La frase da título a una de las mejores películas de Jack Nicholson y resulta justa para definir lo que sucedió el domingo con Lautaro Roncedo.El equipo de Zabala debió sufrir bastante hasta poder abrir el marcador ante EMFI y, cuando lo consiguió, la alegría fue inmensa. Igual que en la comedia, en la cual el escritor Melvin Udall el protagonista debe pasar por un montón de enredos hasta recuperar su inspiración.
El Oscar del partido se lo llevó Marcos Rivarola, autor de los tantos del equipo en el 2 a 0. Por supuesto que no todo es color de rosas, ni siquiera en las películas con final feliz.

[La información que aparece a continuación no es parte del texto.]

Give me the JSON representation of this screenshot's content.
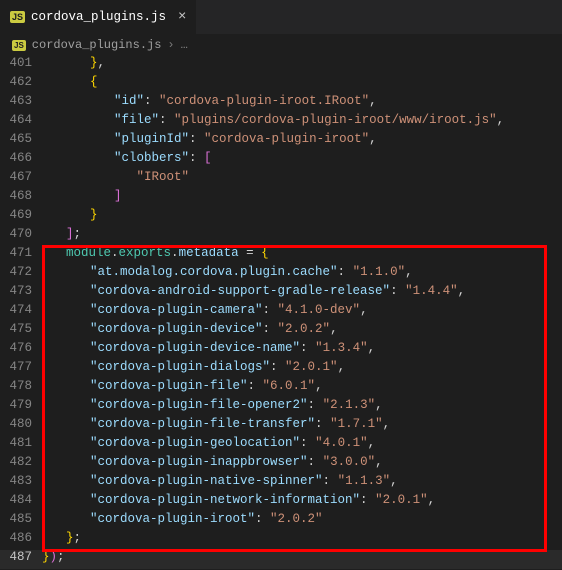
{
  "tab": {
    "badge": "JS",
    "title": "cordova_plugins.js",
    "close": "×"
  },
  "breadcrumb": {
    "file": "cordova_plugins.js",
    "chev": "›",
    "more": "…"
  },
  "lines": {
    "l401": "401",
    "l401_t1": "}",
    "l401_t2": ",",
    "l462": "462",
    "l462_t1": "{",
    "l463": "463",
    "l463_k": "\"id\"",
    "l463_c": ":",
    "l463_v": "\"cordova-plugin-iroot.IRoot\"",
    "l463_e": ",",
    "l464": "464",
    "l464_k": "\"file\"",
    "l464_c": ":",
    "l464_v": "\"plugins/cordova-plugin-iroot/www/iroot.js\"",
    "l464_e": ",",
    "l465": "465",
    "l465_k": "\"pluginId\"",
    "l465_c": ":",
    "l465_v": "\"cordova-plugin-iroot\"",
    "l465_e": ",",
    "l466": "466",
    "l466_k": "\"clobbers\"",
    "l466_c": ":",
    "l466_b": " [",
    "l467": "467",
    "l467_v": "\"IRoot\"",
    "l468": "468",
    "l468_b": "]",
    "l469": "469",
    "l469_b": "}",
    "l470": "470",
    "l470_b": "]",
    "l470_e": ";",
    "l471": "471",
    "l471_a": "module",
    "l471_d1": ".",
    "l471_b": "exports",
    "l471_d2": ".",
    "l471_c": "metadata",
    "l471_eq": " = ",
    "l471_o": "{",
    "l472": "472",
    "l473": "473",
    "l474": "474",
    "l475": "475",
    "l476": "476",
    "l477": "477",
    "l478": "478",
    "l479": "479",
    "l480": "480",
    "l481": "481",
    "l482": "482",
    "l483": "483",
    "l484": "484",
    "l485": "485",
    "l486": "486",
    "l486_b": "}",
    "l486_e": ";",
    "l487": "487",
    "l487_a": "}",
    "l487_b": ")",
    "l487_e": ";"
  },
  "meta": [
    {
      "k": "\"at.modalog.cordova.plugin.cache\"",
      "v": "\"1.1.0\""
    },
    {
      "k": "\"cordova-android-support-gradle-release\"",
      "v": "\"1.4.4\""
    },
    {
      "k": "\"cordova-plugin-camera\"",
      "v": "\"4.1.0-dev\""
    },
    {
      "k": "\"cordova-plugin-device\"",
      "v": "\"2.0.2\""
    },
    {
      "k": "\"cordova-plugin-device-name\"",
      "v": "\"1.3.4\""
    },
    {
      "k": "\"cordova-plugin-dialogs\"",
      "v": "\"2.0.1\""
    },
    {
      "k": "\"cordova-plugin-file\"",
      "v": "\"6.0.1\""
    },
    {
      "k": "\"cordova-plugin-file-opener2\"",
      "v": "\"2.1.3\""
    },
    {
      "k": "\"cordova-plugin-file-transfer\"",
      "v": "\"1.7.1\""
    },
    {
      "k": "\"cordova-plugin-geolocation\"",
      "v": "\"4.0.1\""
    },
    {
      "k": "\"cordova-plugin-inappbrowser\"",
      "v": "\"3.0.0\""
    },
    {
      "k": "\"cordova-plugin-native-spinner\"",
      "v": "\"1.1.3\""
    },
    {
      "k": "\"cordova-plugin-network-information\"",
      "v": "\"2.0.1\""
    },
    {
      "k": "\"cordova-plugin-iroot\"",
      "v": "\"2.0.2\""
    }
  ],
  "sep": ": ",
  "comma": ","
}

Roncedo deberá ir a sellar su clasificación sin su director adentro de la cancha, porque Alejandro Cabrera vio la roja en el final del encuentro.
Mejor imposible para Roncedo, que hizo valer su localía y defenderá una buena ventaja en Bialet Massé ante EMFI.-
¿Cómo serán las segundas partes?
Una de las frases hechas de los cinéfilos es que las secuelas no son buenas y no superan a las primeras (excepto El Padrino o las Batman de Nolan y Burton). Habrá que esperar a ver si se cumple o no esto con los partidos de vuelta. En el caso de Atenas, debe mejorar si no quiere ser presa de la pesadilla de Freddie Kruger. Juventud debe hacer la de DiCaprio y aguantar, San Martín necesita de un milagro hollywoodense y Roncedo debe hacer la de Schwarzenegger y terminar la serie. Todo esto lo sabremos próximamente en los mejores cines.